I had known deep down that it had been lingering for a while.  A bad feeling.  It was there but I almost did not want to admit it, to face it, to say it out loud, because to say it out loud would have meant that it was real. Secondary cancer cannot be cured.

And so the appointment came and I went along to the hospital at the crack of dawn, driving through the empty streets.  I listened to the radio to take my mind off it and I concentrated unnecessarily hard on the road ahead.  Once there I was scanned and then I waited.  We waited, for what seemed like forever.  We waited for the results.  Again.

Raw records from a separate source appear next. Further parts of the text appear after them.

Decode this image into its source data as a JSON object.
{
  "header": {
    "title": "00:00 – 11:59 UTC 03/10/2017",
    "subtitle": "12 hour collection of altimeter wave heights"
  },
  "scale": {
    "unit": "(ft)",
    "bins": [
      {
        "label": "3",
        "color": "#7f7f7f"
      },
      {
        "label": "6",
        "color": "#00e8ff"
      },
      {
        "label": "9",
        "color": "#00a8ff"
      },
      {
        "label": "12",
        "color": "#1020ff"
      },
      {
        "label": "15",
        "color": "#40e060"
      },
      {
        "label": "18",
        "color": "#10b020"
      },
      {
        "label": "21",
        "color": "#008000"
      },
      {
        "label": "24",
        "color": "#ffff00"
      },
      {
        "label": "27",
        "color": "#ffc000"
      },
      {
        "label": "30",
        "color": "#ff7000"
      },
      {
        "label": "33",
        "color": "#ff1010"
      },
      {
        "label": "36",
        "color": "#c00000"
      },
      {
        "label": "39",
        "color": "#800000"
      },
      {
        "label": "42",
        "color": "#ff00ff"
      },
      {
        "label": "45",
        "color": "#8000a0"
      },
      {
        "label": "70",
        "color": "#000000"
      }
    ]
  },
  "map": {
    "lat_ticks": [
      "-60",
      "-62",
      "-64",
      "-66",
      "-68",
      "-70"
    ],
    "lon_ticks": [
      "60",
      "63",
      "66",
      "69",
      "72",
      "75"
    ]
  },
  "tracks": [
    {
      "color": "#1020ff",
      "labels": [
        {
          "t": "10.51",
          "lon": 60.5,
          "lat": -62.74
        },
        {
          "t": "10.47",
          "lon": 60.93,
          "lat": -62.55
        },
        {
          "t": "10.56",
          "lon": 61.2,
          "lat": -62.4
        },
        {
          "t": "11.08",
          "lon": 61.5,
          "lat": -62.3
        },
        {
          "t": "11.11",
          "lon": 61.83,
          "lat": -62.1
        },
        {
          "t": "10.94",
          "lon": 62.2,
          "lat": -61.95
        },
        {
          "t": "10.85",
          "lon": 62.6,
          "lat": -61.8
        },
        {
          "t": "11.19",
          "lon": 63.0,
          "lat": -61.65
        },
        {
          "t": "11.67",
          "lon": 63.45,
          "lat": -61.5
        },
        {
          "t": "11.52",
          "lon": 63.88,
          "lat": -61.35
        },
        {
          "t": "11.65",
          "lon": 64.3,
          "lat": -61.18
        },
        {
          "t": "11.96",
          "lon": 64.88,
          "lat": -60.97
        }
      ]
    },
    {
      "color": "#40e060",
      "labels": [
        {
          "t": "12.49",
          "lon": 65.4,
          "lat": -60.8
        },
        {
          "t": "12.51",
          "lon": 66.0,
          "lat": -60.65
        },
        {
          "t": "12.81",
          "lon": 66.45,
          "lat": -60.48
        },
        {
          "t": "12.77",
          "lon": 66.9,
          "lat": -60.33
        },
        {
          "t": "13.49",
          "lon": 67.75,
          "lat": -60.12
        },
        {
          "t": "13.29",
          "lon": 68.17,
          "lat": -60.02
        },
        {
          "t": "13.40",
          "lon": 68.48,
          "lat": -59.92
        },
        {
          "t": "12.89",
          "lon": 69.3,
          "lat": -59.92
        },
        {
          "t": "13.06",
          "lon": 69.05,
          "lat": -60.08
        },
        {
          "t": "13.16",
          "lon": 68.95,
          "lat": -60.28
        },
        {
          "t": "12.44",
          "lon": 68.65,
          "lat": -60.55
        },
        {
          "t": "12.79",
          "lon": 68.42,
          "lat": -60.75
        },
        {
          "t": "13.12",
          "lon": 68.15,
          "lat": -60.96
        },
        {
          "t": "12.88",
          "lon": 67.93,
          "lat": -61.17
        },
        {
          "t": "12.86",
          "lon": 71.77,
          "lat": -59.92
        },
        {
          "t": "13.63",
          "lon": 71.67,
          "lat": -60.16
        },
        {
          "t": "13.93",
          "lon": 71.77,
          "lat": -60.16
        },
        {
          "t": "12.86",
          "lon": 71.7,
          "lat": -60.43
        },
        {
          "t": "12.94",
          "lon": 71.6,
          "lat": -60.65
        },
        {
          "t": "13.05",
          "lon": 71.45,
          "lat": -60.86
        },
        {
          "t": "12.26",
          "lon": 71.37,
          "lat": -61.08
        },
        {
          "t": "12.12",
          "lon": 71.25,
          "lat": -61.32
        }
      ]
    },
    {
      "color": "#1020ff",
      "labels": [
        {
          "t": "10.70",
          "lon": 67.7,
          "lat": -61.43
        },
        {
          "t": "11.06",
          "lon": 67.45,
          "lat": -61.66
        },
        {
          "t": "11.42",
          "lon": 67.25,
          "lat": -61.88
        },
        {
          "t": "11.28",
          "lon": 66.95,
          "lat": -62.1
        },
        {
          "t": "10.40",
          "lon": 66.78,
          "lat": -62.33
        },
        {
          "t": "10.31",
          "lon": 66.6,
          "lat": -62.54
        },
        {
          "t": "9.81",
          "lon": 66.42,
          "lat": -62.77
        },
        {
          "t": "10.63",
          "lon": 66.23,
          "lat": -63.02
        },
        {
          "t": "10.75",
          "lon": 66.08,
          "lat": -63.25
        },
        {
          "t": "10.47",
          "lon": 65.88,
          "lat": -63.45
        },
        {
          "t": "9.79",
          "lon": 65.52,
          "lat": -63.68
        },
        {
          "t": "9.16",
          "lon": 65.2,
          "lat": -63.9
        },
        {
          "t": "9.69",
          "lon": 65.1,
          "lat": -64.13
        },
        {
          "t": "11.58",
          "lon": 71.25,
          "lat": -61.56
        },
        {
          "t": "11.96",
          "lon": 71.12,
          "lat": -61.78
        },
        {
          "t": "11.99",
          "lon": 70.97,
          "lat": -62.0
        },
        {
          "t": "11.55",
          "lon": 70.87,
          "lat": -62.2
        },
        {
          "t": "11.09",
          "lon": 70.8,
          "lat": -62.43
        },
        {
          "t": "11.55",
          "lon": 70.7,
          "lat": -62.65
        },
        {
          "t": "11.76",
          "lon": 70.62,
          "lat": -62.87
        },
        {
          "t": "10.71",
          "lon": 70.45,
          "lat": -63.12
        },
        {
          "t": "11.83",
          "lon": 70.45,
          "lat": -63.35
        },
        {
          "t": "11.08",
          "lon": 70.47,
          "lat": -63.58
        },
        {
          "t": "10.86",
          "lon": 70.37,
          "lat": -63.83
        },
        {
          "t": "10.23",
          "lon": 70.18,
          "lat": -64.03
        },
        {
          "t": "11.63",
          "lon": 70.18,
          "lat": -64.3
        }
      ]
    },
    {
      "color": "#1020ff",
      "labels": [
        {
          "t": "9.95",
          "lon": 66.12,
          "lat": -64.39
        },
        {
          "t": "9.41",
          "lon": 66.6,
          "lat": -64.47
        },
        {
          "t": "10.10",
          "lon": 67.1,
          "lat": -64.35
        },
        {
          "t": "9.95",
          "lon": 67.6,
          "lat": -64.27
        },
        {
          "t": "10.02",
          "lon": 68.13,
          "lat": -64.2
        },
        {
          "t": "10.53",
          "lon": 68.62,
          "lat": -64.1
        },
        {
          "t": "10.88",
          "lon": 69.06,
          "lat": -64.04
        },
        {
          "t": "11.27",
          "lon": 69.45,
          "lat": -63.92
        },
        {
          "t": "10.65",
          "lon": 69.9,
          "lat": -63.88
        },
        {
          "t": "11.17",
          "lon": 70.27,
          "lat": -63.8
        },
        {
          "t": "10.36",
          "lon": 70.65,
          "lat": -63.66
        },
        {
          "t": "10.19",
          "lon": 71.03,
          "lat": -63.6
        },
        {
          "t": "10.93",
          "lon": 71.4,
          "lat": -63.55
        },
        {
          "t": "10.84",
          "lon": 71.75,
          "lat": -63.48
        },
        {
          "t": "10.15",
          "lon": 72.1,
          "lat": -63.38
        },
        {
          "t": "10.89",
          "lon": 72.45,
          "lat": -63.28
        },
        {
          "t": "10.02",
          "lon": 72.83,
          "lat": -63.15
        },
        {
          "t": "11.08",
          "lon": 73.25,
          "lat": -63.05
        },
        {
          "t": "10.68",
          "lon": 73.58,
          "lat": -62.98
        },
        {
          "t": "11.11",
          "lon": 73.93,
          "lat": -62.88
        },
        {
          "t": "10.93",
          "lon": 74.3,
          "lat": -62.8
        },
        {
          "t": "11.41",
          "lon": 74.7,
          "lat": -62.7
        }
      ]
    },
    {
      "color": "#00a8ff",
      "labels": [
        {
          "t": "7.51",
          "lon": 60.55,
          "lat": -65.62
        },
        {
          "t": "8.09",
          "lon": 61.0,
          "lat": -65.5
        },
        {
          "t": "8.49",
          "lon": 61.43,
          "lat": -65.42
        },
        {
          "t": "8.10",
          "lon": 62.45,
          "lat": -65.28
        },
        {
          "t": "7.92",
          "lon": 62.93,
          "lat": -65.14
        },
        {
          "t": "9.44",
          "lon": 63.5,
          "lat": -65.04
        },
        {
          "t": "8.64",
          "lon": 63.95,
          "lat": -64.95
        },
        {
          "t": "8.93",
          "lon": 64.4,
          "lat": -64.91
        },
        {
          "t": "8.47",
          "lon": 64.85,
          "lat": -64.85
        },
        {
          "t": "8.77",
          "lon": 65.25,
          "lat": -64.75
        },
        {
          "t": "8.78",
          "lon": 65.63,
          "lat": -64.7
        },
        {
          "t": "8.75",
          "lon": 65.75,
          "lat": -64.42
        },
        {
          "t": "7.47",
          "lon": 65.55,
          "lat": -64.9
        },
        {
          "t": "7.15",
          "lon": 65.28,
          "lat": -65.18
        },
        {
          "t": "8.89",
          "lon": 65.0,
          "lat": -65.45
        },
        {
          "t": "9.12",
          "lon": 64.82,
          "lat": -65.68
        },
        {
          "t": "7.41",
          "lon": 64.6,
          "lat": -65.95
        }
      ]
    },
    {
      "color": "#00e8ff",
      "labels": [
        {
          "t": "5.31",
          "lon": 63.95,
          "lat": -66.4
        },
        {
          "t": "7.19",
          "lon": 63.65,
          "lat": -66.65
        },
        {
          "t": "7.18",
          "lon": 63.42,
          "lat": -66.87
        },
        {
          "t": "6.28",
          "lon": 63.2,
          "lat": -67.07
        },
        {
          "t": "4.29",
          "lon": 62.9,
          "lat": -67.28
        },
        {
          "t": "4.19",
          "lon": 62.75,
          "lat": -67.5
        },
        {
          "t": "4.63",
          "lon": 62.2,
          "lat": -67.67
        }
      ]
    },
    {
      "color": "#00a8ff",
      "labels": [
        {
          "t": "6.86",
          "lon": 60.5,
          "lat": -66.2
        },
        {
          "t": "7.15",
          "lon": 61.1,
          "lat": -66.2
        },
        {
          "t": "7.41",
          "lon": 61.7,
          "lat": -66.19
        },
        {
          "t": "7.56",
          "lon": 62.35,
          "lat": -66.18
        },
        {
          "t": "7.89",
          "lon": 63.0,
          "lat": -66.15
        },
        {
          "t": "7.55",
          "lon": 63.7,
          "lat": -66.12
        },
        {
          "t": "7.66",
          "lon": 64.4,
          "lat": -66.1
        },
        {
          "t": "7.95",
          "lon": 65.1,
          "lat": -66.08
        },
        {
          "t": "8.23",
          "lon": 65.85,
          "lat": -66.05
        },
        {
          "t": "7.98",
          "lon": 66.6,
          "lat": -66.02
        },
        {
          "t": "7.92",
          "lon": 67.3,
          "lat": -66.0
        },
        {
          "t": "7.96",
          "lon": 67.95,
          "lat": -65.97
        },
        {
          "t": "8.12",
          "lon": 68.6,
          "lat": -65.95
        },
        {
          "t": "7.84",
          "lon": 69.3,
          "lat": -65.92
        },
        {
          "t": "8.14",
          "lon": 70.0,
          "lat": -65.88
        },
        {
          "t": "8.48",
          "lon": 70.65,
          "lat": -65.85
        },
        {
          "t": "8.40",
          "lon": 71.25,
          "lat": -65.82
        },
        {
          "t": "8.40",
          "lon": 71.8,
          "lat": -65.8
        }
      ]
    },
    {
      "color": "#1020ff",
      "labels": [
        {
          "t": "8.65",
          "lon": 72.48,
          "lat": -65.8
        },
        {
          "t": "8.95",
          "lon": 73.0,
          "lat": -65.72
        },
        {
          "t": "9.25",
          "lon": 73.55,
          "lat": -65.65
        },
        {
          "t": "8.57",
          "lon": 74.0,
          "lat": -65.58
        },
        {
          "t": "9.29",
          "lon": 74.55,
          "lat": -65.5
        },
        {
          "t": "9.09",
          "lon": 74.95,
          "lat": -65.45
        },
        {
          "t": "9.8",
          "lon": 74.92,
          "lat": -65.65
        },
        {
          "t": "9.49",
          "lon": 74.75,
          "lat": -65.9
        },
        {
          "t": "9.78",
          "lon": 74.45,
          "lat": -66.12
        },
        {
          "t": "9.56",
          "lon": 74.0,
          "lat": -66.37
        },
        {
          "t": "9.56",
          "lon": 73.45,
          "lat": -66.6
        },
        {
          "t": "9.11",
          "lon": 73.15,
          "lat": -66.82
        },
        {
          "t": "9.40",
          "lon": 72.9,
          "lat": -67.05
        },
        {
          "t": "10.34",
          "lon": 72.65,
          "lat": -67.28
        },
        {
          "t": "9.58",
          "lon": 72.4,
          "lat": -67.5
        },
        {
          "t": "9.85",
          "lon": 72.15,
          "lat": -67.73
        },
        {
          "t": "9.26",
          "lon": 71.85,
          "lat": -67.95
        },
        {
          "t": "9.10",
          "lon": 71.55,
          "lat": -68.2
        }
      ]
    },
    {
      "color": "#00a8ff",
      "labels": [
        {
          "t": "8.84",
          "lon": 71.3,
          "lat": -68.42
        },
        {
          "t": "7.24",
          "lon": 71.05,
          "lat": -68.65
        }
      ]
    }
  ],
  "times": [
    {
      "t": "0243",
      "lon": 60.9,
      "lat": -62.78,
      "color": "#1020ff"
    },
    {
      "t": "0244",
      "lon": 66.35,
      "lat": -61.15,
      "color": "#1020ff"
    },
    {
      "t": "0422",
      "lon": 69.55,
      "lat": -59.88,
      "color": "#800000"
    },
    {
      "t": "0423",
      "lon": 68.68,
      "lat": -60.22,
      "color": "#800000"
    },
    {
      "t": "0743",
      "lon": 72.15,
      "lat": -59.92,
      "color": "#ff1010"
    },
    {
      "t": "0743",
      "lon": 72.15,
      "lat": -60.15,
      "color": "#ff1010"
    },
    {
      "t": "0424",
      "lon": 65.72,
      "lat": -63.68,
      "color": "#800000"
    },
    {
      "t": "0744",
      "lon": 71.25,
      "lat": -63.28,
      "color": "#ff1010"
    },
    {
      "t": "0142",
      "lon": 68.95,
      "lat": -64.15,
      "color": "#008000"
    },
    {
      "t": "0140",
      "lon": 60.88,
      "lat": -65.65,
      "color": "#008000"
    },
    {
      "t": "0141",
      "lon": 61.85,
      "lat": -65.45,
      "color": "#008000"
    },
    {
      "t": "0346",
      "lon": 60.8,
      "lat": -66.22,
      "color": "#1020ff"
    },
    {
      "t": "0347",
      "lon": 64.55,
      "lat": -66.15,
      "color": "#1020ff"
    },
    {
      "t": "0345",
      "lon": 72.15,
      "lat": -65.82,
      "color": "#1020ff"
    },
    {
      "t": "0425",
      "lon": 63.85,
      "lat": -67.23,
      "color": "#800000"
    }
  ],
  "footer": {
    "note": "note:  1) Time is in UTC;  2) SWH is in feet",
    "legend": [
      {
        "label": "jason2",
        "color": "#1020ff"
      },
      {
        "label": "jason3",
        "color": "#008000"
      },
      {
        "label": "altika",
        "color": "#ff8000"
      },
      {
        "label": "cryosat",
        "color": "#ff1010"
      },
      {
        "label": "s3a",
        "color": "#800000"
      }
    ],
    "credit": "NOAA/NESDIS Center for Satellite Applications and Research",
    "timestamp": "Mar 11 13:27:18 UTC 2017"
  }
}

In only a matter of hours the results came through (it seemed like an eternity).  They were clear.  Thank god.  The waves of relief came flooding over me at very random times for the rest of the day and I let the tears fall, I could not stop them.  Afterwards I felt foolish and naïve, like a silly girl – and yet it was something that I just could not ignore.

At times cancer can make you feel very small.

And so it seems that the inevitable poor health has begun to take hold, perhaps sooner than I ever imagined.  Chemotherapy seems to have made everything that little bit weaker and even small things are now causing unforeseen problems.

Catch 22 for me it seems will now and forever be to get on with life and to live it.  To ignore those aches and pains or to voice them, only to be proved wrong.  I would happily be proved wrong all day long I have decided.

Once again there were tears and sleepless nights and worrying, whilst everything else around me stayed the same.  And yet, I seem to have come out of the other side by some small miracle.

I know in my heart of hearts that it is time to move on and to accept that ‘whatever will be, will be’ I guess. Acceptance is a tricky thing.

Catch 22.  To be the fool who mentions something, or to be the one who does not?